Membangun Fondasi Akhlak Sejak Dini
Oleh: Muthi’ah
*Telah dipublikasikan di Republika Edisi Minggu, 3 Juli 2016
Serupa
menulis sambil menutup muka karena malu. Bagaimana tidak, jika pembahasan ini
menyangkut pemuda dan perannya dalam pendidikan. Artinya, sebuah pukulan
dahsyat seolah tertuju kepada pelaku pendidikan yang ‘dipertanyakan’ tentang
sumbangsihnya dalam mewujudkan kualitas pendidikan yang lebih baik. Sedangkan
yang terjadi, status ‘pemuda’ yang semestinya tergambar berbudi luhur, gigih,
serta bermental tangguh belum berjalan sesuai harapan.
Tak
dapat dipungkiri, problema pendidikan tak henti-hentinya muncul dari berbagai
aspek. Kasus kejahatan, pembunuhan, pemerkosaan, kekerasan, turut menunjuk
pendidikan sebagai salah satu faktor penyebabnya. Jika memang benar,
kemerosotan pendidikan yang bukan hanya membawa predikat ‘buruk’, namun seolah
menelanjangi pendidikan kita hingga benar-benar telah ‘telanjang’.
Realitanya,
virus kebodohan lebih dahulu singgah di hati dan pikiran mereka. Bayangkan,
maraknya fenomena pasca UAN, telah membuktikan betapa bobroknya pola pikir
masyarakat terpelajar yang hanya mengandalkan kesenangan sesaat. Jika hal ini
terjadi tanpa rasa berdosa, lalu apakah yang akan terlintas dipikirkannya untuk
membangun bangsa? Sedangkan dirinya sendiri saja mereka biarkan ‘hanyut’ terbawa
arus.
Muhammad
Quthb berkata, “Seorang anak yang rusak masih bisa menjadi baik selama ia
pernah mendapatkan pengasuhan ibu yang baik. Sebaliknya, ibu yang rusak
akhlaknya hanya akan melahirkan generasi yang rusak pula akhlaknya.” Dalam
konteks ini, orangtua dan pendidik memiliki peran lebih terhadap pengasuhan
anak sejak dini sebagai uswatun khasanah.
Berkaitan dengan
pendidikan anak, potensi pun muncul dari dalam diri mereka. Q.S. Ar-Ra’d ayat
11 menyebutkan, “Sesungguhnya Allah tidak merubah keadaan sesuatu kaum sehingga
mereka merubah keadaan yang ada pada diri mereka sendiri.” Hal ini merujuk pada
kondisi dimana setiap manusia dibekali potensi sebagai kemampuan individualnya.
Usamah bin Zaid
telah membuktikan ayat tersebut. Pemuda kecintaan Rasulullah ini pernah
mendapat amanah sebagai pemimpin perang di usia 18 tahun. Hingga pada akhirnya,
ia mendapatkan kemenangan menghadapi Romawi. Karakter pemuda semulia Usamah,
tentu tak lepas dari hasil didik orangtuanya.

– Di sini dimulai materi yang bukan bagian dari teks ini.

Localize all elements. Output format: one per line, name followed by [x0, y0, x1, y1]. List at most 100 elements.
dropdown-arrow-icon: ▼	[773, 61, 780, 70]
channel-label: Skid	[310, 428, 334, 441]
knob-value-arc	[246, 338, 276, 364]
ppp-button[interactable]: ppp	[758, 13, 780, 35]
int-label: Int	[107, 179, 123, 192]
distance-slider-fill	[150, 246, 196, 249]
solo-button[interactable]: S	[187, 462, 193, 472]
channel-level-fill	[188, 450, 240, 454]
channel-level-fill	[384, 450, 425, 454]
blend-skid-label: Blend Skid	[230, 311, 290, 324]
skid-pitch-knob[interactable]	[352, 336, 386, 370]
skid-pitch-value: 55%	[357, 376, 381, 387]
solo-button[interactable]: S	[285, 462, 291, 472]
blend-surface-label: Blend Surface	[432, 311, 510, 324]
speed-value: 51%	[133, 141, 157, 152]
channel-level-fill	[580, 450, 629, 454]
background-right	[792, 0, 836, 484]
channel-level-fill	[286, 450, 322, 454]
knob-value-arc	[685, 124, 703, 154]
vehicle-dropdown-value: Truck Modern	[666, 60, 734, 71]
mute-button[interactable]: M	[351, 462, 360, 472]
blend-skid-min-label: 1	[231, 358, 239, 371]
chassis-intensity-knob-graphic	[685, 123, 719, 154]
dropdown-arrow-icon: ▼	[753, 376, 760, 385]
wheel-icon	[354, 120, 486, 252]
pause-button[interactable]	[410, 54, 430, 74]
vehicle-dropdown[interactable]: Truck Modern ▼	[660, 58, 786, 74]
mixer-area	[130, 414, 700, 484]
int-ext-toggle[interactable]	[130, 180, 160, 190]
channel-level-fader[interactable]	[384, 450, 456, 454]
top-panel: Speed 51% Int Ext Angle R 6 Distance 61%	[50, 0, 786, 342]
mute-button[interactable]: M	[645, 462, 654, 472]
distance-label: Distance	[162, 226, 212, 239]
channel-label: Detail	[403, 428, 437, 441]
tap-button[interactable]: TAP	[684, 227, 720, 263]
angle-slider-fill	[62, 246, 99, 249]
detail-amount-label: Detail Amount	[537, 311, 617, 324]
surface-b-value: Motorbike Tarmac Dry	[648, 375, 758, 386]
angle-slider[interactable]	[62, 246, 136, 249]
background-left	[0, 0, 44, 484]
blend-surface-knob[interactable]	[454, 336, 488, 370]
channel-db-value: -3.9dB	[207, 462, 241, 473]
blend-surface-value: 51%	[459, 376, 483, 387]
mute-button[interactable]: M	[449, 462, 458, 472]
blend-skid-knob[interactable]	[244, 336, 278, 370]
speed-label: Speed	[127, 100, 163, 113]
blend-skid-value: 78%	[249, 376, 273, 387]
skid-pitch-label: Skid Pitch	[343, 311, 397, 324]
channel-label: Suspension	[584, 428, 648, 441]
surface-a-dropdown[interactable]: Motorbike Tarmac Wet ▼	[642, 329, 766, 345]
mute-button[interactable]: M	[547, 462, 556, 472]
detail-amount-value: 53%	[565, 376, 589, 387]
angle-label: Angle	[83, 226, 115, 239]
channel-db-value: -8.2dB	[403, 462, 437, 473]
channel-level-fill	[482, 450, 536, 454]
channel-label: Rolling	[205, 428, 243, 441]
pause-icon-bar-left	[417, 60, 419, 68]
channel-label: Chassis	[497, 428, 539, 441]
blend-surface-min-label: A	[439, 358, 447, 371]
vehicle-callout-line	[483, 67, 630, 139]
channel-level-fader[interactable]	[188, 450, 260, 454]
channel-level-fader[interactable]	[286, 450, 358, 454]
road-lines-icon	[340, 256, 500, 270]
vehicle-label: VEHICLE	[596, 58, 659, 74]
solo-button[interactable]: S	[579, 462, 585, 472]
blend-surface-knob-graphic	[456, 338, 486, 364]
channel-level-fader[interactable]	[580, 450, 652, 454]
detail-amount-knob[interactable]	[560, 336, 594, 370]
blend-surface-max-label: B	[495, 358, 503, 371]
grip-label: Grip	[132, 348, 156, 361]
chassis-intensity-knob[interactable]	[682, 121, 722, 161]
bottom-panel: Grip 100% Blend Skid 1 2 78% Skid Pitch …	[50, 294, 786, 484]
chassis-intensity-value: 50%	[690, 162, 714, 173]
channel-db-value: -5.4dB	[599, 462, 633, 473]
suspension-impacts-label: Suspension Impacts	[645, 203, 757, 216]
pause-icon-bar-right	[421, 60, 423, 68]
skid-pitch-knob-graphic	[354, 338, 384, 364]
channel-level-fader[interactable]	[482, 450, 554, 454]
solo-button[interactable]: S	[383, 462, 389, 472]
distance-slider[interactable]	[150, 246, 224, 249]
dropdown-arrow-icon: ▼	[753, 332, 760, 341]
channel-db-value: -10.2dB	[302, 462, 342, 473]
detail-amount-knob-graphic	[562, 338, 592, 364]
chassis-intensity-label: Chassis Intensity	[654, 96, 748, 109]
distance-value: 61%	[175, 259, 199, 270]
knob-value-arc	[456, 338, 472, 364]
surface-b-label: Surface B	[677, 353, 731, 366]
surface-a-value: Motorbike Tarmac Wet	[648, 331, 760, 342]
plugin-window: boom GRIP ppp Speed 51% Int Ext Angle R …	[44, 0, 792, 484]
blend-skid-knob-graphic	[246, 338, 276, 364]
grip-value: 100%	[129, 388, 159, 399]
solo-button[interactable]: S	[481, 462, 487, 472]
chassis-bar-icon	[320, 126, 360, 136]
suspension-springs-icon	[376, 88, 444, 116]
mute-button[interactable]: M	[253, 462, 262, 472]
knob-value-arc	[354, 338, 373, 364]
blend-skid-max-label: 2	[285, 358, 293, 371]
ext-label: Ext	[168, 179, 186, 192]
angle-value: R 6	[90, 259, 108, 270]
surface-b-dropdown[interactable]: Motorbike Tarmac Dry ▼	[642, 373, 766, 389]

Zaid bin Haritsah dan Ummu Aiman,
mereka berdua adalah sosok yang dikasihi oleh Rasulullah. Sehingga perintah
agama pun dilaksanakan dengan ikhlas, termasuk mengaplikasikannya dalam
mendidik Usamah.
Sesungguhnya,
anak dilahirkan dalam keadaan fitrah (suci). Tergantung bagaimana orang
tua mendidiknya. Dari sini terlihat jelas pengaruh besar orangtua dan pendidik
sebagai pemicu berbakat terhadap kehidupan seorang anak. Pola pendidikan yang
diterapkan dengan baik, maka akan menghasilkan ‘panen’ yang baik pula. Inilah
yang akan menghantarkan generasi kita untuk andil dalam perjalanannya menuju
pembangunan pendidikan Indonesia yang lebih baik.